This post explores how artificial intelligence (AI) is transforming industries while introducing significant new risks that extend beyond traditional IT risk management. Here we will foucus on AI’s “black box” nature, rapid adoption, and unique challenges (e.g., bias, privacy issues, and emergent behaviors) require organizations to adopt enhanced risk management strategies, including AI-specific controls, governance structures, and legal compliance measures. Relying solely on acceptable use policies is insufficient; instead, a “reasonable care” approach, informed by legal standards like the business judgment rule, is essential to mitigate liabilities and ensure ethical deployment. The piece emphasizes the need for ongoing inventories, risk assessments, and tailored life cycles for AI systems, concluding that organizations must evolve their practices to handle AI’s systemic impacts responsibly.
Highlighted Important Points that you need to take into account are given below
- AI’s Disruptive Potential and Concerns: 75% of McKinsey survey respondents expect AI to cause significant industry changes by 2024. Key worries include inaccurate results, privacy violations, decision-making bias, IP infringement, and human skill atrophy from over-reliance on AI. These risks have systemic effects beyond traditional IT.
- Limitations of Traditional Risk Management: AI’s “black box” internals make standard auditing techniques (e.g., trace routines) ineffective. Organizations need pre-training controls like data cleaning, classification, and model cards, and post-training controls like independent testing for model drift, digital twins for real-time auditing, and user disclosures.
- Insufficiency of Acceptable Use Policies: Many organizations mistakenly treat AI as just another technology and rely only on policies, but this is overly simplistic. 72% of organizations use AI, often unofficially via employees, necessitating broader risk measures due to AI’s fundamental differences from traditional IT.

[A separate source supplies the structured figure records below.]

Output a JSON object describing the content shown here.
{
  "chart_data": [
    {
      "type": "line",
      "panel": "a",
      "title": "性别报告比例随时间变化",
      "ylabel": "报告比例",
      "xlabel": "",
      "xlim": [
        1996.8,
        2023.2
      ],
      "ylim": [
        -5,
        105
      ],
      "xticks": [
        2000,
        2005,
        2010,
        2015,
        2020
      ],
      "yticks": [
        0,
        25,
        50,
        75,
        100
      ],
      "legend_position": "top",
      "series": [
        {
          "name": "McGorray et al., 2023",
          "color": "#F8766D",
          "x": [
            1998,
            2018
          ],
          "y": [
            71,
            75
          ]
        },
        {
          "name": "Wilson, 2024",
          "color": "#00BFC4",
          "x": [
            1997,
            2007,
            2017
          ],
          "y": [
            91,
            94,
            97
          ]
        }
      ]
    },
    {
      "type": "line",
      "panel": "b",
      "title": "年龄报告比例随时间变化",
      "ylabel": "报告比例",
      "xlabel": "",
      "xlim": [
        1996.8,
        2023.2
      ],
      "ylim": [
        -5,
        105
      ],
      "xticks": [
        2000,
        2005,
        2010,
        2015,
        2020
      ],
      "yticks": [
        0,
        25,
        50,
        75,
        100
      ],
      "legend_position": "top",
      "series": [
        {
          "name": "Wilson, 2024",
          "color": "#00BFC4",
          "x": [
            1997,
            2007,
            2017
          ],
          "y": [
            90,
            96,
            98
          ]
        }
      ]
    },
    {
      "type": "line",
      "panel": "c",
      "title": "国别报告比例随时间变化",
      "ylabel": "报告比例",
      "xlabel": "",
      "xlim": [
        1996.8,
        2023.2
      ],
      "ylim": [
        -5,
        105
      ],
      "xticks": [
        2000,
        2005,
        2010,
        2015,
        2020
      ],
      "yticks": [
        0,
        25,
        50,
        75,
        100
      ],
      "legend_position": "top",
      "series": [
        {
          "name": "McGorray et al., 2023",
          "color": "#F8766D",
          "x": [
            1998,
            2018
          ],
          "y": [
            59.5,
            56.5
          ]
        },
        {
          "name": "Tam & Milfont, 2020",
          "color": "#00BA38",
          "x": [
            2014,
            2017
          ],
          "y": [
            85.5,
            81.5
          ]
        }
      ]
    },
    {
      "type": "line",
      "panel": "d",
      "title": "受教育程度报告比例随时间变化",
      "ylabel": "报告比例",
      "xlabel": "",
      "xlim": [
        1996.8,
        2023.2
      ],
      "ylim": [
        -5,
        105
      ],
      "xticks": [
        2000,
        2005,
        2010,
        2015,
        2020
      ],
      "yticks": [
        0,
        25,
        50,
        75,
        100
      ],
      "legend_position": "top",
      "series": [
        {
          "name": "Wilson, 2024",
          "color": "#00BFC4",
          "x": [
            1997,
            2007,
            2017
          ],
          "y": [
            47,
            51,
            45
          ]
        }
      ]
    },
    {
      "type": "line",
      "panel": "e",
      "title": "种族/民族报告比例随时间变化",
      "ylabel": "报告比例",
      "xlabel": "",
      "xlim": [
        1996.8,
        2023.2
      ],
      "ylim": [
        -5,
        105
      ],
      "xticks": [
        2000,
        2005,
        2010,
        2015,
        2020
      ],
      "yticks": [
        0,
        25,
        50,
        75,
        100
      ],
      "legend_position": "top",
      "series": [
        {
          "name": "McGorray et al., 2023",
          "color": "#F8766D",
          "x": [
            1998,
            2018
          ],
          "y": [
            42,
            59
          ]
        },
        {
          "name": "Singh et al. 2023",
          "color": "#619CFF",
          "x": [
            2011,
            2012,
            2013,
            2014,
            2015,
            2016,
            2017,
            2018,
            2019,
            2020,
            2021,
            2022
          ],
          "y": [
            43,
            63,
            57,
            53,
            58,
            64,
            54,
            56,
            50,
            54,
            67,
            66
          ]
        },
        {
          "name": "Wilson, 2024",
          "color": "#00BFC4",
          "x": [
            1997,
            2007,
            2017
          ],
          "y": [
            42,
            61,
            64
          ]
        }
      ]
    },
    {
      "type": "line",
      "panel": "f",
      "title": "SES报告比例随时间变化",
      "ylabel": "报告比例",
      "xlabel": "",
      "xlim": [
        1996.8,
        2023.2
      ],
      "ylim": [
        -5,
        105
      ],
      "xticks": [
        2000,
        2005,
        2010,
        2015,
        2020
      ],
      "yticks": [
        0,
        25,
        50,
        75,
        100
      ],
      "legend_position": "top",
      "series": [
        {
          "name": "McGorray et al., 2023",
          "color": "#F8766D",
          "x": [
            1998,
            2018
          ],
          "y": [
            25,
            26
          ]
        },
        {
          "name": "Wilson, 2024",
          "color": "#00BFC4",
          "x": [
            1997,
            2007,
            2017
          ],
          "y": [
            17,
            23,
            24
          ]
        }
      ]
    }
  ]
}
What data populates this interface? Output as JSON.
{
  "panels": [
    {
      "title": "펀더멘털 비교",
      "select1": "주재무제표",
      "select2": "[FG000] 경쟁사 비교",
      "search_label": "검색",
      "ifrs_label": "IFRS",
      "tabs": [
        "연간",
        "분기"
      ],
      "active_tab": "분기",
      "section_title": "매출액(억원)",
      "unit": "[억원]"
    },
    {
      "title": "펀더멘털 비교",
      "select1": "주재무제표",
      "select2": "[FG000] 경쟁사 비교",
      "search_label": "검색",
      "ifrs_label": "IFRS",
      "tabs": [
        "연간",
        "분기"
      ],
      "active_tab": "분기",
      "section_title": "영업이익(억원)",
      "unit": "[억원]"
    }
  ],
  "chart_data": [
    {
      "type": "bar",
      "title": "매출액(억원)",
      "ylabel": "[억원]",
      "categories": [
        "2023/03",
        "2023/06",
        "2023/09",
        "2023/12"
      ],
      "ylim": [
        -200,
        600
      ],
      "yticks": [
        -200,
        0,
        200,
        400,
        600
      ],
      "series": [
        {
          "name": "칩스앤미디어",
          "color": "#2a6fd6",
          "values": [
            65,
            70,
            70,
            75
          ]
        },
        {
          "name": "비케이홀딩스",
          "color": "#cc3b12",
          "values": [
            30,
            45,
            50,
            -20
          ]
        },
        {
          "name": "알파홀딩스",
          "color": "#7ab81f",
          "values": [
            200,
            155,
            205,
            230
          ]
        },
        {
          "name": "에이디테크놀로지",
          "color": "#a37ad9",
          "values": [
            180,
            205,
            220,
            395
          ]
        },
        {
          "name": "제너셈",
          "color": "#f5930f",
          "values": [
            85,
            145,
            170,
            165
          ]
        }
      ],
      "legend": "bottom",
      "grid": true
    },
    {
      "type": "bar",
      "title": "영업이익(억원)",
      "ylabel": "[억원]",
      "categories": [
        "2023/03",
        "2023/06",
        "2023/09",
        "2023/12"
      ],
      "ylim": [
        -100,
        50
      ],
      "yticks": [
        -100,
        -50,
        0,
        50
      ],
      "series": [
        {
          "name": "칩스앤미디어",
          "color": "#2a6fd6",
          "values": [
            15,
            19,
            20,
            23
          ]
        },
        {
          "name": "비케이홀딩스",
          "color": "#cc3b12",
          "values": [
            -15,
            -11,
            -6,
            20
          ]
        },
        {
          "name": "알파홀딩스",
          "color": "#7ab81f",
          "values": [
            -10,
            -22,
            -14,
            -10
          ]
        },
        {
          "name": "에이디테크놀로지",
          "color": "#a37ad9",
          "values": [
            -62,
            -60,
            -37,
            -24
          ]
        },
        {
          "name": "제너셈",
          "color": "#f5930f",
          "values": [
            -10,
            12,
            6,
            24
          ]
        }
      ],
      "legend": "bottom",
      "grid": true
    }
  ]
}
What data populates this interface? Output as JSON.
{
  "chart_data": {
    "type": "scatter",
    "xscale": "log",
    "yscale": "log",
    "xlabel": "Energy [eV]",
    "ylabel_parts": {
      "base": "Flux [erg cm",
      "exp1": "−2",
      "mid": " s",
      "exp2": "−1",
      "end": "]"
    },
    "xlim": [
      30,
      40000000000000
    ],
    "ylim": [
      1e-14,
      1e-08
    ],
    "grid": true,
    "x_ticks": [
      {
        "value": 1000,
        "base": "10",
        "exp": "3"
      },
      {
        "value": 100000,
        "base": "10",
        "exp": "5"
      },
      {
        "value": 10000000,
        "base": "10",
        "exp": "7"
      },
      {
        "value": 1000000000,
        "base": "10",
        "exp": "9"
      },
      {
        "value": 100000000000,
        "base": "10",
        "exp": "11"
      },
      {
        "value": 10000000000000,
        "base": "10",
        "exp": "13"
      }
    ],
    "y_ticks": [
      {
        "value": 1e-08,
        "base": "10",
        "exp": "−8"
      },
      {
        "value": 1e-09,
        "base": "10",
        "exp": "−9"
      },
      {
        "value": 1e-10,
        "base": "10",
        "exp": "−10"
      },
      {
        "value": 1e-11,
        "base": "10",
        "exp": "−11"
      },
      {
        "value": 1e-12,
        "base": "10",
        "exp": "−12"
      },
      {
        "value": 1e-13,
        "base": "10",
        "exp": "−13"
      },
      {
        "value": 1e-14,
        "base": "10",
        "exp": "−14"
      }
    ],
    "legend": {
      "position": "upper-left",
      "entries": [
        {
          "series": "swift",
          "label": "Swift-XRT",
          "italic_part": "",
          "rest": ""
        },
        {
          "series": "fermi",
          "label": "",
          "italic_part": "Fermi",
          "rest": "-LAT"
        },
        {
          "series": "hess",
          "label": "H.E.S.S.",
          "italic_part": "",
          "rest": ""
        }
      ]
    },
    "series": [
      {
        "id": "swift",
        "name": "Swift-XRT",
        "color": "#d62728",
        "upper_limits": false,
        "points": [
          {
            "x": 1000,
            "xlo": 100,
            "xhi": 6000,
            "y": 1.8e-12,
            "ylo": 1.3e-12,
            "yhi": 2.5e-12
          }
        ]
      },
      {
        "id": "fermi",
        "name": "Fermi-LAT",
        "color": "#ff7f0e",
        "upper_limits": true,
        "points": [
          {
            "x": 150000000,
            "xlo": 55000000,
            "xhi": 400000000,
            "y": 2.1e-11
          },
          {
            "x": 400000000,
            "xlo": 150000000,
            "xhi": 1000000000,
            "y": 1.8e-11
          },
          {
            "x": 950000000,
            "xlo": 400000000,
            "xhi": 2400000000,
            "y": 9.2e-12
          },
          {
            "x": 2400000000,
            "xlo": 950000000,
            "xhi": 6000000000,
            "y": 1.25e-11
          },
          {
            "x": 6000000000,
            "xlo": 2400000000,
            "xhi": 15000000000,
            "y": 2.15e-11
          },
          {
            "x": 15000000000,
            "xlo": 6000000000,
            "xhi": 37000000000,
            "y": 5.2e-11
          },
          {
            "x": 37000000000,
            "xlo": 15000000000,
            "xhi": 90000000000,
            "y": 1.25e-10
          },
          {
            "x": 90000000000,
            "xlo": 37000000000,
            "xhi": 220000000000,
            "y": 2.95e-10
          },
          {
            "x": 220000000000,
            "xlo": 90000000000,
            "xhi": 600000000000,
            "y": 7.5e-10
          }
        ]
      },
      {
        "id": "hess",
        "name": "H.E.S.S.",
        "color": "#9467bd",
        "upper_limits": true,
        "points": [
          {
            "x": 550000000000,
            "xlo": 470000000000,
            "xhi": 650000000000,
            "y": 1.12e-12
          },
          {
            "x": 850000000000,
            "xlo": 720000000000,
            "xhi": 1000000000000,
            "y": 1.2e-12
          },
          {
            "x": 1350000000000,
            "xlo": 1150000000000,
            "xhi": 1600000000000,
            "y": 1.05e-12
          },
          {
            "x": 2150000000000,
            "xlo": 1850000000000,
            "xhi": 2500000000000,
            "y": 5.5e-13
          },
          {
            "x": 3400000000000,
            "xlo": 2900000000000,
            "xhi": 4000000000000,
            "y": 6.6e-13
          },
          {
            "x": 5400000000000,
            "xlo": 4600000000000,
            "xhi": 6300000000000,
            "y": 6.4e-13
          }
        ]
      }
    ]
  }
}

- Reasonable Care Response and Legal Foundations: Based on the business judgment rule (in common law countries), leaders must act prudently to avoid personal liability. Analogous “reasonable person” standards appear in laws like HIPAA and SEC actions (e.g., SolarWinds case). Foreseeability of risks requires precautions; ignorance of AI limitations (e.g., lack of common sense or empathy) can lead to liability.
- New Risks Introduced by AI: LLMs can autonomously break laws, lie, or develop emergent properties (e.g., hacking other systems), posing control risks. Real-world examples include a real estate firm’s AI-driven home valuations failing due to unforeseen events (e.g., COVID-19), resulting in $304 million write-downs and layoffs. Human judgment remains essential to avoid over-reliance.
- Inadequacy of Traditional IT Approaches for AI: While some GRC tools can adapt, AI requires new elements like post-production audits (e.g., digital twins for high-risk systems, statistical analyses for bias). AI involves broader data sourcing (e.g., trading, scraping), risking re-identification of anonymized data, and new adversarial threats.
- Regulatory Differences for AI: AI raises unique issues like power concentration and deepfakes affecting democracy. New laws include California’s ADMT regulations (requiring notices, opt-outs, and risk assessments), Colorado/Virginia laws, and the EU AI Act (with up to 7% global revenue fines, banning certain uses like social scoring).
- Recommended Responses to AI Risks: Implement guardrails (e.g., against harmful suggestions), third-party monitoring, explainable AI for compliance (e.g., loan decisions). Adopt an AI Life Cycle (AILC) over traditional SDLC, including data cleansing and upfront business justification reviews to curb shadow AI.
- Governance Structures: Establish an AI governance council for technical decisions, an AI center of excellence, and a Chief AI Officer (CAIO) to manage internal/external relationships, ethics focus groups, and data dependencies.
- Implementation Steps: Conduct regular AI inventories to detect shadow AI using SIEM tools; perform organization-wide risk assessments considering laws, ethics, and strategy. Adopt standards like NIST AI RMF or ISO/IEC 42001. Develop new policies leading to procedures, tools, and ongoing cycles of assessment, improvement, and reporting.
AI’s monumental impact demands a tailored risk management “script” with inventories, assessments, policies, and structures like CAIO and councils to address unique risks responsibly.